I’m not very good with the calculus of functions of two variables so I need someone to check my working below.

Prove that ifx,y,zare the interior angles of a triangle, then $\displaystyle \cos{x}+\cos{y}+\cos{z}\leq\frac{3}{2}$.

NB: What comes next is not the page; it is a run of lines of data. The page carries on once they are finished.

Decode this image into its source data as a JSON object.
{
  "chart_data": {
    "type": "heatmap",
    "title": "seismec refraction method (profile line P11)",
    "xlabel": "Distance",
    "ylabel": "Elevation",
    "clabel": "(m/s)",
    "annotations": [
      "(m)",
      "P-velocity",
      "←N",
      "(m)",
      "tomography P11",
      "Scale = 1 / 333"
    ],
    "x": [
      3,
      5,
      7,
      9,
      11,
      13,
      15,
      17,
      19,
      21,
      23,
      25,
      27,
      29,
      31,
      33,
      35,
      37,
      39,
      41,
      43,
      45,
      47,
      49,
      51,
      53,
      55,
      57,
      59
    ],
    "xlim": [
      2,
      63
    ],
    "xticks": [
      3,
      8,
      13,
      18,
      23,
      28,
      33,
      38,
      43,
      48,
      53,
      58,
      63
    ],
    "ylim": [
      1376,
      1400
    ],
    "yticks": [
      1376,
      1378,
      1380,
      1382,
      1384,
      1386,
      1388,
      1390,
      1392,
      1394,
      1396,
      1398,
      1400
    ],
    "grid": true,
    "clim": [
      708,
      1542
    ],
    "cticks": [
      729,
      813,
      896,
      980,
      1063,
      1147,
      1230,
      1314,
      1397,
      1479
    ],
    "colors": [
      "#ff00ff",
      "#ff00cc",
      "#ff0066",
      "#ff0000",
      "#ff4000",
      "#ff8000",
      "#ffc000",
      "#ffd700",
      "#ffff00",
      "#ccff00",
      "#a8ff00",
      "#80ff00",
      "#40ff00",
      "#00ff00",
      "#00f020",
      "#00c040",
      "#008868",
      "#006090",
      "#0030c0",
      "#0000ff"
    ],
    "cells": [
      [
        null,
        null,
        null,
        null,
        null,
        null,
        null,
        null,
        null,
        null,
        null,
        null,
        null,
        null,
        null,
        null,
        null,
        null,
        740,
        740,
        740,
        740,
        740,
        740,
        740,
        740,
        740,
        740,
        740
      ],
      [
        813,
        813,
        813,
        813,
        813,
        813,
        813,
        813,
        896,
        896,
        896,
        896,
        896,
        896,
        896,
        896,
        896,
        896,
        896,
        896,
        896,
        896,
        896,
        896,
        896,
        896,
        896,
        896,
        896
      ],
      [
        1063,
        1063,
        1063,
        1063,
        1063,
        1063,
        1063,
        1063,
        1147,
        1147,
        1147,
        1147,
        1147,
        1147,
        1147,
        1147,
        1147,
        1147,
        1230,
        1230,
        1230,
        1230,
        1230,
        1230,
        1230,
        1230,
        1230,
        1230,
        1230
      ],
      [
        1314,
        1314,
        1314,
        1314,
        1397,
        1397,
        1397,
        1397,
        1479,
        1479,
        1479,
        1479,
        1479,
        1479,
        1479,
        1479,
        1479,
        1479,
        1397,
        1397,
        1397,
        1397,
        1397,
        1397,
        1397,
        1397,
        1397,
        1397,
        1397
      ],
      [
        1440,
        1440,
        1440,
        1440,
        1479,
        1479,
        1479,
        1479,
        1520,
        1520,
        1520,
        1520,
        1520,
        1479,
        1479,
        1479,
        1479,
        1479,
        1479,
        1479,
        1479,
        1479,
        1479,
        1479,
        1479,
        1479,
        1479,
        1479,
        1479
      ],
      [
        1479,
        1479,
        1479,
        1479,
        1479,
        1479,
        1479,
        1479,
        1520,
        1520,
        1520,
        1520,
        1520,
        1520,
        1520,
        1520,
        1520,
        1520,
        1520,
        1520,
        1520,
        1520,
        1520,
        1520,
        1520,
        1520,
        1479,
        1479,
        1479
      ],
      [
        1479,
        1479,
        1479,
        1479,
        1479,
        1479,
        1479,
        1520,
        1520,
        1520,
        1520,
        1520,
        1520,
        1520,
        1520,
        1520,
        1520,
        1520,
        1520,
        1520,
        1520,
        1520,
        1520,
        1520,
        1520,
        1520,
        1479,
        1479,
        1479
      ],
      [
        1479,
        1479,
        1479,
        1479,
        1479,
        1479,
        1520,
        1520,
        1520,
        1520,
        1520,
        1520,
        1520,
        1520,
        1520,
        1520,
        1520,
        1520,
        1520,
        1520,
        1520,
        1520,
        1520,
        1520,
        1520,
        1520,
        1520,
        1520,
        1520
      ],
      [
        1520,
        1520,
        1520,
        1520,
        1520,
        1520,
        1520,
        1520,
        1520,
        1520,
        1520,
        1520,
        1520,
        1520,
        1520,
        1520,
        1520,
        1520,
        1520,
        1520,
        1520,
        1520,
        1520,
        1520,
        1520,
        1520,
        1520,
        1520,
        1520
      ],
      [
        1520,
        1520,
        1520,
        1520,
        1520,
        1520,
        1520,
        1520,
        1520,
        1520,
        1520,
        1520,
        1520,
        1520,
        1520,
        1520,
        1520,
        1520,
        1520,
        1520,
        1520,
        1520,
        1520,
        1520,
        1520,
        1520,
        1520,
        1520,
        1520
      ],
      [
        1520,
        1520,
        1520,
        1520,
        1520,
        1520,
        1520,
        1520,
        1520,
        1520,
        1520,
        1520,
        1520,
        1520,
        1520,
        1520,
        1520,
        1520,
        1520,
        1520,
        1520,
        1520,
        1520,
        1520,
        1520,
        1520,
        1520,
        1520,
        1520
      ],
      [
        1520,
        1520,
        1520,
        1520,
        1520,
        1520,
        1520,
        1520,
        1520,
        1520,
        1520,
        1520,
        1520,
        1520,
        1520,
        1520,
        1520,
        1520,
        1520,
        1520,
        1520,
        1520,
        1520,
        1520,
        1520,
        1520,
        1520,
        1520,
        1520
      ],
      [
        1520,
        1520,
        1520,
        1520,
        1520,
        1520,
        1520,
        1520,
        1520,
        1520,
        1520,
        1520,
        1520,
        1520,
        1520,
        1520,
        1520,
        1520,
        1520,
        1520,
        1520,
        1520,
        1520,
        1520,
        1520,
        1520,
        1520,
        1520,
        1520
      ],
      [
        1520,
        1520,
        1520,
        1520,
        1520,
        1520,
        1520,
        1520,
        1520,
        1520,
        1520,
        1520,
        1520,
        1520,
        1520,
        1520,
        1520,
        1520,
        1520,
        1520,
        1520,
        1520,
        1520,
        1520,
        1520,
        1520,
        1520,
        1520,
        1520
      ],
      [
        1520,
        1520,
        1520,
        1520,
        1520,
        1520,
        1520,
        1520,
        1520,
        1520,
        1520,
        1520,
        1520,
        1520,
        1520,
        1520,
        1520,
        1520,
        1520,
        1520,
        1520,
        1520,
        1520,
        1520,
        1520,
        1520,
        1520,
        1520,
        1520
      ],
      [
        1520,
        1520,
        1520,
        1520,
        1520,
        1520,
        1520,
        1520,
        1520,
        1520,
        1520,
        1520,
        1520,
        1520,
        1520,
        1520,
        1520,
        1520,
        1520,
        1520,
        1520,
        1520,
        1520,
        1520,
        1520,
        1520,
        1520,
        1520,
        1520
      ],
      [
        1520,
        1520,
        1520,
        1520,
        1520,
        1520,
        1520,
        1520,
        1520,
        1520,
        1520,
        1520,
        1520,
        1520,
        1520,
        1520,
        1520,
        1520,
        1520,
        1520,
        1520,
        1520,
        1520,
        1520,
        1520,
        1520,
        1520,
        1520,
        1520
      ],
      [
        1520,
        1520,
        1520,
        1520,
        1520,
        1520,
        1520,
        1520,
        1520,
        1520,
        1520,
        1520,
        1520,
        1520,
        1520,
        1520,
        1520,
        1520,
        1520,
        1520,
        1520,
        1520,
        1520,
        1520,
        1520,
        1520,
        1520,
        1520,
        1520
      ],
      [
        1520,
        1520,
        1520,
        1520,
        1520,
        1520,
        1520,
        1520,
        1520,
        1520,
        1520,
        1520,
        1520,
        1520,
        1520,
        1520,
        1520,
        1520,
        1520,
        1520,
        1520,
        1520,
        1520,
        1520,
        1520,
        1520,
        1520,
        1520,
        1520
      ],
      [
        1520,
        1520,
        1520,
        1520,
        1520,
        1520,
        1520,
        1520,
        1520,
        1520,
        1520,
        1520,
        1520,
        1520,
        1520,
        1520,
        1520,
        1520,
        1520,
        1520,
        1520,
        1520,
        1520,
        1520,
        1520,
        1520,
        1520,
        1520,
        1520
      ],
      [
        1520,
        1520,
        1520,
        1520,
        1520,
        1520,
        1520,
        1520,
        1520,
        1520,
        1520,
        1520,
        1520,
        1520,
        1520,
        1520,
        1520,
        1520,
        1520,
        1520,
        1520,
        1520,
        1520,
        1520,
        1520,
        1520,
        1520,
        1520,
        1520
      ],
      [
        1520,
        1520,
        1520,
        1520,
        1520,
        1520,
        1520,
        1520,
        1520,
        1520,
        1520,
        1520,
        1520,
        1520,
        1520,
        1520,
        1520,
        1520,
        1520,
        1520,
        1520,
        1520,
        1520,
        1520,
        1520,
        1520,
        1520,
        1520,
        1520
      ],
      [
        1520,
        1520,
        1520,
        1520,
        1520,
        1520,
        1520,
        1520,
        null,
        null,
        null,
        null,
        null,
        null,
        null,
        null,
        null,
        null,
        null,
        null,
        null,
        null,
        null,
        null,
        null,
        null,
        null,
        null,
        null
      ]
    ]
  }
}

I decided to use calculus to prove the result, so I defined a function of two variables

$\displaystyle \mathrm{f}(x,y)\ =\ \cos{x}+\cos{y}+\cos{(\pi-x-y)}\ =\ \cos{x}+\cos{y}-\cos{(x+y)}$

So

$\displaystyle \frac{\partial f}{\partial x}\ =\ -\sin{x}+\sin{(x+y)}$

$\displaystyle \frac{\partial f}{\partial y}\ =\ -\sin{y}+\sin{(x+y)}$

$\displaystyle \frac{\partial f}{\partial x}\ =\ \frac{\partial f}{\partial y}\ =\ 0\ \Rightarrow\ \sin{(x+y)}\ =\ \sin{x}\ =\ \sin{y}$

Since $\displaystyle 0\lneqq x,y\lneqq\pi$, we must have $\displaystyle x+y\ =\ \pi-x\ =\ \pi-y\ \Rightarrow\ x\ =\ y\ =\ \frac{\pi}{3}$.

Now

$\displaystyle \frac{\partial^2f}{\partial x^2}\ =\ -\cos{x}+\cos{(x+y)}$

$\displaystyle \frac{\partial^2f}{\partial y^2}\ =\ -\cos{y}+\cos{(x+y)}$

$\displaystyle \frac{\partial^2f}{\partial x\partial y}\ =\ \cos{(x+y)}$

$\displaystyle \therefore\ \left(\frac{\partial^2f}{\partial x^2}\right)\left(\frac{\partial^2f}{\partial y^2}\right)-\left(\frac{\partial^2f}{\partial x\partial y}\right)^2\ =\ \cos{x}\cos{y}-\cos{(x+y)}(\cos{x}+\cos{y})$

When $\displaystyle x=y=\frac{\pi}{3}$,

$\displaystyle \frac{\partial^2f}{\partial x^2}\ =\ -\frac{1}{4}\ <\ 0$ and

$\displaystyle \frac{\partial^2f}{\partial x^2}\frac{\partial^2f}{\partial y^2}-\left(\frac{\partial^2f}{\partial x\partial y}\right)^2\ =\ \frac{3}{8}\ >\ 0$

Hence f(x,y) has a maximum at $\displaystyle x=y=\frac{\pi}{3}\ (=z)$, which is $\displaystyle \frac{3}{2}$.

$\displaystyle \therefore\ \cos{x}+\cos{y}+\cos{z}\leq\frac{3}{2}$ for all the anglesx,y,zof a triangle. Is my working all okay?